Yes, help me! I’m almost done revisiting the original Star Trek, and it takes the strength and resiliency of a dozen redshirts to make it through this volume. Well, okay, so maybe The Savage Curtain isn’t that bad, but in places it’s nearly Mystery Science Theater fodder (in fact, the MST crew was known to throw the “Help me! Kirk!” phrase out to point out examples of woefully wooden acting - or just guys who looked like Abraham Lincoln). A big rock critter lures the Enterprise crew to its planet to see if it’s even within throwing distance of the human concepts of good and/or evil, pitting Kirk and Spock - plus Abraham Lincoln and Surak, the father of modern Vulcan philosophy - against a fearsome foursome of fabled foes that includes Genghis Khan, Kahless of Klingon fame (though that particular character took on a whole different dimension in Next Generation lore) and others. It’s Celebrity Deathmatch, Star Trek style! And really, The Savage Curtain is an intriguing idea that might’ve been stellar in the first two seasons, but here falls victim to the third season’s marked lack of subtlety.
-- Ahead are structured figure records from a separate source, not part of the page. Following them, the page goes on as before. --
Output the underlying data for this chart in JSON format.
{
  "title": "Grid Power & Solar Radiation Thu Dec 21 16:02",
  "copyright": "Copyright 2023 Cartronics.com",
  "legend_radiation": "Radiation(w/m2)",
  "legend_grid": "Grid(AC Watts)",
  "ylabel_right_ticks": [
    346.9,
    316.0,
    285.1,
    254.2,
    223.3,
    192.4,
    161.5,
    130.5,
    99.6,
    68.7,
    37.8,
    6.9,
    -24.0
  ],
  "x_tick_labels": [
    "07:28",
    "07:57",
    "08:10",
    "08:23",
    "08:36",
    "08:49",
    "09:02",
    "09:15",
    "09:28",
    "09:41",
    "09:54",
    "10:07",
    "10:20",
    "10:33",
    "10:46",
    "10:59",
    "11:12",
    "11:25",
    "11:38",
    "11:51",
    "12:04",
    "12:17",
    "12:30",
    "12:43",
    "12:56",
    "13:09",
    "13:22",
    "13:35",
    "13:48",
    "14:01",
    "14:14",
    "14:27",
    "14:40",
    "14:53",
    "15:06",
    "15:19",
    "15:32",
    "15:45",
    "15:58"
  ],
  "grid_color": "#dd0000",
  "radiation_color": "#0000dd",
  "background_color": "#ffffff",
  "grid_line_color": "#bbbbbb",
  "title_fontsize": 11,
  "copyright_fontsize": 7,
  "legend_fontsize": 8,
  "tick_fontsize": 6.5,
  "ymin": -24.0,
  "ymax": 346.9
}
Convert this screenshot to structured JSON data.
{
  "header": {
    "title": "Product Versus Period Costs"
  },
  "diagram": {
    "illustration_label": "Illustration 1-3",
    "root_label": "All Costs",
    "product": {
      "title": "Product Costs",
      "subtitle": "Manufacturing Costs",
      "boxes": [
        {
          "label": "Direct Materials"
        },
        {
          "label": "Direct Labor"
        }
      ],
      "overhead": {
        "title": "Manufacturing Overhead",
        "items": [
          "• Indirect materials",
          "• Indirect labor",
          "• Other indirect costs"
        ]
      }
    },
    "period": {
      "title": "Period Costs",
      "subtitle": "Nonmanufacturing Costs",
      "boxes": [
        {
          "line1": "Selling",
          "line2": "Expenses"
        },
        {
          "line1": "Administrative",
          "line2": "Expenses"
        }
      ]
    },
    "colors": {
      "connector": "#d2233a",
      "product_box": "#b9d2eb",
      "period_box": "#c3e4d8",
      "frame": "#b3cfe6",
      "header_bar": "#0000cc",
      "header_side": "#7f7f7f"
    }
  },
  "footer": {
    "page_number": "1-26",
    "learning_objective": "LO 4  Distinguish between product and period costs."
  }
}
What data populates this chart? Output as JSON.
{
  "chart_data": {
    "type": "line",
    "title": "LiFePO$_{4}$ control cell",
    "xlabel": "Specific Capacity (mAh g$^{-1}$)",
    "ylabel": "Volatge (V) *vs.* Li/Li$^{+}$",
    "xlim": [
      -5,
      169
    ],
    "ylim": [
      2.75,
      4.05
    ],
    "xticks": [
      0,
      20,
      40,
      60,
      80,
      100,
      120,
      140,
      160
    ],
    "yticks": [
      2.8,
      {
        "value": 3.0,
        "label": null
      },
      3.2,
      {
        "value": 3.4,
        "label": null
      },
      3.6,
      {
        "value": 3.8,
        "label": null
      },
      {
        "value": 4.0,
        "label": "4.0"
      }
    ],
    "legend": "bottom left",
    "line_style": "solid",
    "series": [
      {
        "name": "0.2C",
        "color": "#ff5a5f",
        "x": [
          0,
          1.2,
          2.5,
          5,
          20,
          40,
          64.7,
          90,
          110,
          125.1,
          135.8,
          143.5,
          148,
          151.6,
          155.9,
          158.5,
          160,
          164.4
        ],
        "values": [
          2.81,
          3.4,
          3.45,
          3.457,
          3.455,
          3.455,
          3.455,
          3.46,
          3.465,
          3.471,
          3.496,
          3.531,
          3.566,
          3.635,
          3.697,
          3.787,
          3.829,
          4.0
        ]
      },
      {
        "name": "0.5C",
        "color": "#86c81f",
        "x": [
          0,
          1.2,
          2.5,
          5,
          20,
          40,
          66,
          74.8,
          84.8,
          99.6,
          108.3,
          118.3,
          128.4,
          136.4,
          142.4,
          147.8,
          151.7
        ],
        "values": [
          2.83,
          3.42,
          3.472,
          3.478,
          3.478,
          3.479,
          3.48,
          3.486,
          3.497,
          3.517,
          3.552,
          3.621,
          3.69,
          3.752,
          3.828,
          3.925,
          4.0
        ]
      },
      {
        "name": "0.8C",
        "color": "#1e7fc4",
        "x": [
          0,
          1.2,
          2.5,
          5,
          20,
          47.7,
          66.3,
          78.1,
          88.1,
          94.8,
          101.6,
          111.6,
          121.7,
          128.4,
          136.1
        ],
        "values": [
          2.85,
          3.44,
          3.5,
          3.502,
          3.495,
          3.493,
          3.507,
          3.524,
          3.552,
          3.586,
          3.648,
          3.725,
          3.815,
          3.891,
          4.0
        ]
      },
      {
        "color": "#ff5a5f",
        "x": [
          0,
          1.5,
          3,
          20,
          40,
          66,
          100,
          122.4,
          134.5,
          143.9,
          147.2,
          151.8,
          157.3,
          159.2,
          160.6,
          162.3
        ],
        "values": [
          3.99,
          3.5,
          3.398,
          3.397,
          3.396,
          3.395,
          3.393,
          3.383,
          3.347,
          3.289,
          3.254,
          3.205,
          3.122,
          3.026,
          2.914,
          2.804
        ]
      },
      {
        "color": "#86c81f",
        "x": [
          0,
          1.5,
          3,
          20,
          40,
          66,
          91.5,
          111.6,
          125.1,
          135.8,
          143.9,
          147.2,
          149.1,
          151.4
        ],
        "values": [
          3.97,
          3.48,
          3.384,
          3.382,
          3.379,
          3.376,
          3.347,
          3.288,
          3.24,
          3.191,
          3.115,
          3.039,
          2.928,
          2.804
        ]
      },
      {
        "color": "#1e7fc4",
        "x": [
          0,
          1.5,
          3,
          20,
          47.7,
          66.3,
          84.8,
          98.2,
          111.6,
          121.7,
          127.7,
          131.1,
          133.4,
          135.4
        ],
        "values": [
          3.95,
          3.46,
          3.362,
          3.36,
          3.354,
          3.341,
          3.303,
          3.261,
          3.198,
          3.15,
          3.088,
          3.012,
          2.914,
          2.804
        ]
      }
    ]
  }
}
Speaking of a distinct lack of subtlety, we now arrive at the original show’s penultimate episode, All Our Yesterdays. I’ve always been fascinated by how much this episode was taken on board by the fans - for some reason, aside from Mr. Atoz and his library, there was something about Yesterdays which just rings hollow to me. Here we are, 70-odd episodes into the series, and instead of making a virtue of Spock’s emotionlessness, the writers are desperately trying to steer around it. I realize that the sub-genre of “Spock loses his emotional control / gets the girl” episodes is a minority in the overall body of classic Trek lore, but by this point it was like the “crewmember-gets-possessed-by-an-alien” schtick of Berman-era Trek - overused to the point that you could make a drinking game out of it.
Between All Our Yesterdays and the exercise in non-subtlety that was to follow in the series’ final live-action TV outing, maybe losing classic Trek only three years in was as graceful an exit as the show could’ve gotten.